Getting back on topic, once we complete our sim training, anybody want to guess what comes next? That’s right a test, or a checkride as it’s commonly referred to. During the checkride, we demonstrate proficiency on the aircraft, V1 cuts, stall recovery, handling an emergency, instrument approach procedures, basically demonstrating we can fly the airplane both normally and during an emergency. Like all test, checkrides are pass or fail but a failure on a checkride stays on our record permanently. Once this is complete, we move onto our initial operating experience or IOE.

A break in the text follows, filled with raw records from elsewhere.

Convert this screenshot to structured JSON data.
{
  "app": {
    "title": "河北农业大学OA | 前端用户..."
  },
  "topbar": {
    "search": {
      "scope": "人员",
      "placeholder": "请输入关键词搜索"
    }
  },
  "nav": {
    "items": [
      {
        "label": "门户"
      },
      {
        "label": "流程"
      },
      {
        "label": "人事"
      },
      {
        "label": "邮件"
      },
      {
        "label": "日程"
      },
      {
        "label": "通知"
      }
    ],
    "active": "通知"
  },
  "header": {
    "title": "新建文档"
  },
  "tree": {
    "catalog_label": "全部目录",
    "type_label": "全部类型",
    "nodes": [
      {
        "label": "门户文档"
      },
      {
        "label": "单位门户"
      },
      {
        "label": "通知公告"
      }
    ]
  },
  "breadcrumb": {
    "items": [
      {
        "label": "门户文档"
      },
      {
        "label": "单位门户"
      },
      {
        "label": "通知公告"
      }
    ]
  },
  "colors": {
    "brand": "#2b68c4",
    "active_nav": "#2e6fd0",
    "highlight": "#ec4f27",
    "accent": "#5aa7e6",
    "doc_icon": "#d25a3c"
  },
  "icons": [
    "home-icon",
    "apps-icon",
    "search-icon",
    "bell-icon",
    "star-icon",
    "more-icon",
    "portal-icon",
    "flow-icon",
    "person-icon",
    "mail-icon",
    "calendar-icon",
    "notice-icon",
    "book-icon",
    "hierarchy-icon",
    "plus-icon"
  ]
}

The easiest way I can explain IOE is to say that is basically on-the-job training. IOE is designed to help transition us from the training environment to the real world, day-to-day environment. IOE cover pretty much everything we do from our preflight inspection to how to handle day-to-day operational challenges. IOE is also where we learn to fly the airplane under normal circumstances, because typically up to this point we may not have even seen the airplane up close. IOE is done with a training or instructor pilot, commonly known as a check airman and typically lasts for at least 25 hours. Once we complete IOE, we are signed off and can start flying with any captain or first officer. (Newly trained captains go through the same process.) Even though it may seem that training would be over at this point, training for pilots is never truly complete. At least once a year we have a recurrent ground school where we re-cover important or new or changed company policies or procedures, etc. and lasts 1-3 days. Also, twice a year we go back to the simulator and we typically alternate between a proficiency check (checkride) and a LOFT (line-oriented flight training) which represents a normal flight from A-B with an abnormality of some sort which can be as simple as a generator failure or as serious as an engine fire. LOFTs are non-jeopardy events which mean there is no pass or fail aspect, but a recurrent checkride, like our initial checkride is a pass or fail event. We attend these recurrent ground schools and sim sessions every year, unti we retire. And if we upgrade to captain or get assigned a new aircraft type, we go through whole systems & sims, and IOE training. Hopefully this post gives you an idea of the training process we go through as pilots and I also hope this assures you that your pilots are well-trained to handle any situation that may arise. As far as where I am at in the training process, I am scheduled to start my IOE today (June 24, 2015).